Après son acquittement par la CPI et son retour en Côte d’Ivoire fin 2022, Charles Blé Goudé a tenté de relancer son parti, le COJEP. Mais ses ambitions se heurtent à des blocages administratifs et à des restrictions personnelles : sans passeport valable, radié des listes électorales pour les mêmes raisons que Gbagbo, et marginalisé dans les médias officiels.

Ses appels répétés à un dialogue politique inclusif et à une décrispation du climat politique sont restés lettre morte. La présidentielle se prépare sans lui, et le COJEP ne dispose pas des moyens d’imposer un candidat alternatif crédible.

Tidjane Thiam : l’homme neuf neutralisé

Considéré en 2023 comme un possible outsider, Tidjane Thiam, ancien patron du Crédit Suisse, n’a jamais réussi à obtenir l’agrément officiel de sa formation politique, le Rassemblement des Démocrates de Côte d’Ivoire (RDCI).

Malgré le soutien d’une partie de la diaspora et des milieux économiques, les lourdeurs administratives et les manœuvres du ministère de l’Intérieur ont bloqué son entrée officielle dans le jeu électoral. Ses partisans y voient une stratégie assumée pour barrer la route à un candidat crédible, perçu comme un risque par le pouvoir.

La colère sourde des militants

Dans les quartiers populaires d’Abidjan, la frustration est palpable. « On nous a confisqué notre candidat. Comment peut-on parler d’élection démocratique si on choisit qui peut ou non concourir ? », dénonce Madou Koné, militant du PPA-CI à Yopougon.

Au siège improvisé du GPS, une poignée de jeunes militants maintient la mobilisation sur les réseaux sociaux. « On nous interdit l’accès au terrain et verrouille la télévision nationale. Reste Facebook et WhatsApp », lâche l’un d’eux, amer.

Même dans les cercles universitaires, la situation inquiète. Dr. Adama Koffi Koné, sociologue, estime que «cette exclusion systématique nourrit un ressentiment social qui risque d’affaiblir durablement la confiance dans les institutions ».

« Trop c’est trop »

Jusqu’ici, l’opposition est écartée de la présidentielle 2025 en Côte d’Ivoire. Dans le contexte de l’élection présidentielle de 2025, Laurent Gbagbo, ancien président ivoirien, a lancé le mouvement « Trop c’est trop» pour contester des décisions à la pelle qui ont écarté des figures clés. Il marque une nouvelle phase dans la stratégie de contestation du régime actuel et dans la tentative de remobilisation de l’opposition ivoirienne.

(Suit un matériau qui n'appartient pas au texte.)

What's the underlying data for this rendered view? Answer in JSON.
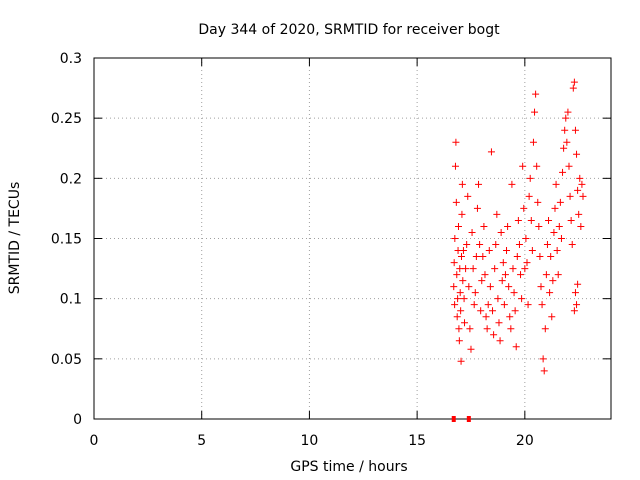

Il revendique l’arrêt des exclusions électorales, la fin du contrôle des institutions, l’organisation d’une élection présidentielle transparente, inclusive et conforme aux standards internationaux, et la restauration des libertés publiques, notamment la liberté de manifester et d’exprimer des opinions politiques divergentes.

Dans cette démarche, Laurent Gbagbo a déjà été rejoint par Guillaume Soro et Tidjane Thiam.

« Selon eux, les responsables politiques prennent des décisions qu’ils habillent d’un sceau judiciaire. Ils mènent des actions politiques pour pouvoir amener le pouvoir à la table de négociation et à trouver une solution politique afin d’anticiper la crise », analyse le politologue Netton Prince Tawa.

À moins d’un bouleversement de dernière minute, la présidentielle de 2025 devrait consacrer un affrontement entre candidats internes au pouvoir ou issus de micro-formations tolérées par le système.